Elimi attığım her şeyi yarım bırakıyorum bu aralar.Başladığım kitapları,filmleri,aşkları,dostlukları. Ve işin asıl yanı,rahatsız bile olmuyorum bu durumdan.Filmin sonunu öğrenip ne yapacağım ki diyorum,sanki faydası mı var? Diyorum ki,dostluğu bu kadar önemseyip ne yapacağım peki,sonunda küsülmeyecek mi?

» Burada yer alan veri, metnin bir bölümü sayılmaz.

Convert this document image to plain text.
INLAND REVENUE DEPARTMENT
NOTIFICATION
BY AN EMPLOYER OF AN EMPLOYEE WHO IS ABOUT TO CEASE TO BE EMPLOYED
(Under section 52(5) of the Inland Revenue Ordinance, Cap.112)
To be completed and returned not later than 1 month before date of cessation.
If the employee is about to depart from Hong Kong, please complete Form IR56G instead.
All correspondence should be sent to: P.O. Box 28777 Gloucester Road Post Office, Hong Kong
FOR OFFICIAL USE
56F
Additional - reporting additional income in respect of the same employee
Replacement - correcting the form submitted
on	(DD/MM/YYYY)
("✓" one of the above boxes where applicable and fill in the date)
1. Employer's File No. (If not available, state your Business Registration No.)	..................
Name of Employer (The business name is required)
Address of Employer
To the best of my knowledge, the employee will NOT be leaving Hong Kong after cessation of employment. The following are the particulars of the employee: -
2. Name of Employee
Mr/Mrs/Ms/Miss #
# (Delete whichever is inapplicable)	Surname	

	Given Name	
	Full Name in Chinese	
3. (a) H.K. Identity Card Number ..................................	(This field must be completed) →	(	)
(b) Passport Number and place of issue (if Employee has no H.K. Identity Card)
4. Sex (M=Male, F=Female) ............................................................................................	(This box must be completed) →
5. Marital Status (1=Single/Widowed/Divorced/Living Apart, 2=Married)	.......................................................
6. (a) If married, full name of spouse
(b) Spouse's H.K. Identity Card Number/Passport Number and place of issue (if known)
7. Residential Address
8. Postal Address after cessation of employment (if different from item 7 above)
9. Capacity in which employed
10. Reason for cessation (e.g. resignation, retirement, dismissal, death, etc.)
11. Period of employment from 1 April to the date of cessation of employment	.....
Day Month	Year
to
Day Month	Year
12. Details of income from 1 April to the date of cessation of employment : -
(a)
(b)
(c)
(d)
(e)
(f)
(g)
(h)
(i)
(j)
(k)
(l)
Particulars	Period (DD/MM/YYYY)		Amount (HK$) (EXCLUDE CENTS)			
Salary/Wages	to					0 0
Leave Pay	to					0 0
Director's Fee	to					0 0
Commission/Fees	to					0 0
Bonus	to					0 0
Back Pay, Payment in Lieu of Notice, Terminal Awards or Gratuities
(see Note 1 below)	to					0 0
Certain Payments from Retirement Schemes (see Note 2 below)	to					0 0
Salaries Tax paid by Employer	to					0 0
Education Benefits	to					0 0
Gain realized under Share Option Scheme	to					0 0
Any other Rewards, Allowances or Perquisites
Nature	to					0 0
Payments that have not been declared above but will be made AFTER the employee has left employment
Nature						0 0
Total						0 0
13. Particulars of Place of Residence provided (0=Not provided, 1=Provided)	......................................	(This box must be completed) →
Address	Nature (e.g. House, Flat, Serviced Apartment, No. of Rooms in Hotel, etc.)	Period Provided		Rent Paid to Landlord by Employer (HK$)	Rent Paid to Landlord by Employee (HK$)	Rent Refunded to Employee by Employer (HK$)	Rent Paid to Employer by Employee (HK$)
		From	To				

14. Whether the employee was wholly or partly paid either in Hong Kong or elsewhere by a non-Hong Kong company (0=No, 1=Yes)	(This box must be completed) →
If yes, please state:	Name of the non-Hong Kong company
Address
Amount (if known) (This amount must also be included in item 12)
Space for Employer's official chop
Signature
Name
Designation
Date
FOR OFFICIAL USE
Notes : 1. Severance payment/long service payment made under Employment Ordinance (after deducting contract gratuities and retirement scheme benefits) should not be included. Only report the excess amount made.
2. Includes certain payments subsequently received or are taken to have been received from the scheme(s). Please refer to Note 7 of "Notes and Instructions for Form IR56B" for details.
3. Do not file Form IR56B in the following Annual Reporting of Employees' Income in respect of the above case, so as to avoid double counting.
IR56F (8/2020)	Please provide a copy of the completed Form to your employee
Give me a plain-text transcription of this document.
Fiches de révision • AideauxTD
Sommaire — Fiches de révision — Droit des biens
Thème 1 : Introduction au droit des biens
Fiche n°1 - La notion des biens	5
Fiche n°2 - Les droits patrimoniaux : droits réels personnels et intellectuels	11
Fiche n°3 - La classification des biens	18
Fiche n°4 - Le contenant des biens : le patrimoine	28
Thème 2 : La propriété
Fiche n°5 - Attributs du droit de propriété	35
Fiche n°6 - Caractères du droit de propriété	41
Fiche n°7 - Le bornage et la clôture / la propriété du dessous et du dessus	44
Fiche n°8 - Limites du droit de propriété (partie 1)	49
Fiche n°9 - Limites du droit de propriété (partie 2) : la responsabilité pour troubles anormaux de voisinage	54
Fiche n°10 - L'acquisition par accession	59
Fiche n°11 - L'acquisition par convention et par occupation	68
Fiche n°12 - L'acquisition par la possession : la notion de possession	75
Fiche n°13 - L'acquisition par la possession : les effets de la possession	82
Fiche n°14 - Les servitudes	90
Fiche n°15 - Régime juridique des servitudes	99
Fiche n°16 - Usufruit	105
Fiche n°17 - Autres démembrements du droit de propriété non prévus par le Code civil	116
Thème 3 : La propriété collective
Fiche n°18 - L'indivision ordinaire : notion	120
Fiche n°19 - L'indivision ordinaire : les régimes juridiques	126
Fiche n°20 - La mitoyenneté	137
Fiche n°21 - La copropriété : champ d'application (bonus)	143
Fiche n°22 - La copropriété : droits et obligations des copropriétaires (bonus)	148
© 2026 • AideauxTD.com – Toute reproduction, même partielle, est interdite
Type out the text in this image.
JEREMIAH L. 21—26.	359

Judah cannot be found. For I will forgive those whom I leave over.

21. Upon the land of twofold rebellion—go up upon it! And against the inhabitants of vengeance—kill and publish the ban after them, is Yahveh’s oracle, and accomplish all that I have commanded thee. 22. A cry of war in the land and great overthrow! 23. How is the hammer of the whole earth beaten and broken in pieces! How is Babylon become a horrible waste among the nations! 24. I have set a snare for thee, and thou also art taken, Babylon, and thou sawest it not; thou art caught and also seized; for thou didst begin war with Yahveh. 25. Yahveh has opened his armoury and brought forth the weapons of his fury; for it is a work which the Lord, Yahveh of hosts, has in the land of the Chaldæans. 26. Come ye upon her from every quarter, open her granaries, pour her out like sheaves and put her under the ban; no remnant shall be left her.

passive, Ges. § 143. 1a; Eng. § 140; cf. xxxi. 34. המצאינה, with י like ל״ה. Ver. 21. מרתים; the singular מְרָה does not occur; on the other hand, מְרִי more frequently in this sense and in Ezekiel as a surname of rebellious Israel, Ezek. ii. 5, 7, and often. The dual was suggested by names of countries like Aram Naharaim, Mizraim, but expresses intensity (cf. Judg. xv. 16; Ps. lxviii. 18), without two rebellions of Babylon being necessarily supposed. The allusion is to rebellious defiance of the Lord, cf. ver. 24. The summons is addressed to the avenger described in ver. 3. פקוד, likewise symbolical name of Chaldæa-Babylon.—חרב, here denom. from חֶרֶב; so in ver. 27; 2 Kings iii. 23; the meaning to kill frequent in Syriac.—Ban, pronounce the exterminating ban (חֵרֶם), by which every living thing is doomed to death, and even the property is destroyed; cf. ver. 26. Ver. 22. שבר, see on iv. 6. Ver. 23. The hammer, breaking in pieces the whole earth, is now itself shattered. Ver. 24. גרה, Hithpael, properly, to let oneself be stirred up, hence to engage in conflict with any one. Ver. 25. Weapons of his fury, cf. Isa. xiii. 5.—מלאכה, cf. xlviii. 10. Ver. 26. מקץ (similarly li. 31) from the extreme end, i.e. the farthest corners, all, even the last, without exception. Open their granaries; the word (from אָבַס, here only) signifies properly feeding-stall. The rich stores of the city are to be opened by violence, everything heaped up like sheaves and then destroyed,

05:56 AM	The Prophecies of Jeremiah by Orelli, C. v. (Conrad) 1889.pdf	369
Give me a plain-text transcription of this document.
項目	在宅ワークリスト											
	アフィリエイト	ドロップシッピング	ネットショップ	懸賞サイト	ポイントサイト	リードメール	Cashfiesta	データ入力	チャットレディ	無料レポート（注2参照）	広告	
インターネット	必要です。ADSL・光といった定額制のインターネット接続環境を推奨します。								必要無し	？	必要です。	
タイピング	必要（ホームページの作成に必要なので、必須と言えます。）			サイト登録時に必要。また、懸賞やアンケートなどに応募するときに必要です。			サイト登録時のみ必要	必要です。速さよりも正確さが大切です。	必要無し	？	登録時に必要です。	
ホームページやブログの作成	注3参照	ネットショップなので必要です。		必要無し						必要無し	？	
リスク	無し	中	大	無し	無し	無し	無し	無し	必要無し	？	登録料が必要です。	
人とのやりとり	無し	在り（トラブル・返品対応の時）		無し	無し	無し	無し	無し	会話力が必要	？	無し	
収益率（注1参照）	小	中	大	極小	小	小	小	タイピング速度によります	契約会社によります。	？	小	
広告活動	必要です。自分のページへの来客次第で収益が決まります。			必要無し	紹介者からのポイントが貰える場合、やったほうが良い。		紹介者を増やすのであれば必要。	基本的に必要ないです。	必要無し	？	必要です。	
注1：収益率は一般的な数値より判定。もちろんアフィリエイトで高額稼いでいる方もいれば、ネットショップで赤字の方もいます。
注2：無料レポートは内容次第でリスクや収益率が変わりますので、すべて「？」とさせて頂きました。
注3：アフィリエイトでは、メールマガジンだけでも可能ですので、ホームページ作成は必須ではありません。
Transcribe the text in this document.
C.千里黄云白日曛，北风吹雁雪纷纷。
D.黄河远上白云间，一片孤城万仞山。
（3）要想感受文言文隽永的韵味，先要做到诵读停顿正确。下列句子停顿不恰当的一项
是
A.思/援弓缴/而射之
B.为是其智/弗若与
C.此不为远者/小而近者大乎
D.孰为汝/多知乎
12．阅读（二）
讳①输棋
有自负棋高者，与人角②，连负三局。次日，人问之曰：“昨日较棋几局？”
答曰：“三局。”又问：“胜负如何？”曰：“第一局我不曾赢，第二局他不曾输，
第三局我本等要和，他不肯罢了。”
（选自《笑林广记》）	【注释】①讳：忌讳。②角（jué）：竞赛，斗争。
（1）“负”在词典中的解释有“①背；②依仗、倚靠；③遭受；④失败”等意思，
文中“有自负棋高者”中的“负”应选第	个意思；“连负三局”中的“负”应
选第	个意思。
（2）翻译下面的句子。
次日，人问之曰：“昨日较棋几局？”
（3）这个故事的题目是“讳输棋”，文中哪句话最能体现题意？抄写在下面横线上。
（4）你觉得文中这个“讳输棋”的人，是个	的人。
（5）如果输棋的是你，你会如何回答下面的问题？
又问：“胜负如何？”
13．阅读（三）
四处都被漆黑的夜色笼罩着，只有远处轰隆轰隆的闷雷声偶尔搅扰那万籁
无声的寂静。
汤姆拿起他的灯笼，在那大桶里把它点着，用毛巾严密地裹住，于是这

Ya aşk,o da ne diyorum,o soruyu boş geç.Sebebini bilmiyorum,her şeye soru sorar oldum.Cevaplarını da kendimden bekliyorum,başkasından değil.
-Neden,gerek mi var,olmasa da olmaz mı zaten.-
Benim yine bir sorum var;
Bir şeye sonucunu düşünerek mi başlarsın,yoksa sonunu düşünmeden baştaki güzelliğine mi kapılırsın? Ve hangisi doğru?
– Bu soru bundan 2 yıl önce aklıma gelseydi eğer,“Sonucunu düşünmek,hayat verdiğin şeyi yolun başında öldürmektir.” derdim.
-Ama bu soru aklıma,bu düşüncemden 2 yıl sonra geldiği için bugün ki benliğimle cevap veriyorum.”Sonunu tartıp biçmeden,tekrar tekrar düşünmeden,anın büyüsüne kapılıp,kimsenin eline geleceğini emanet etmemeli insan.Ne sevgiliye,ne dostta.”
Bir süredir,huzuru bulduğumu hissediyorum.Çünkü; kimseden bir beklentim yok.Yarı yolda bırakılır mıyım yine derdi yok, ben kendi yolumu çizdim.Bu hayatta en zor şey,istediğini elde etmek değil,istemediklerini elden çıkarmaktır.İstemediğim her şeyi elden çıkardım. ”Kimseye aşık değilim” cümlesi kadar rahat bir şey mi var Allah aşkına! Düşünsene,erkenden uykum geliyor artık! Huzur buymuş sanırım,normal bir insan olmaya alışmak,insanlar arasından yüzerek karaya çıkmaya çalışmaktansa,boşlukta oradan oraya savrulmakmış.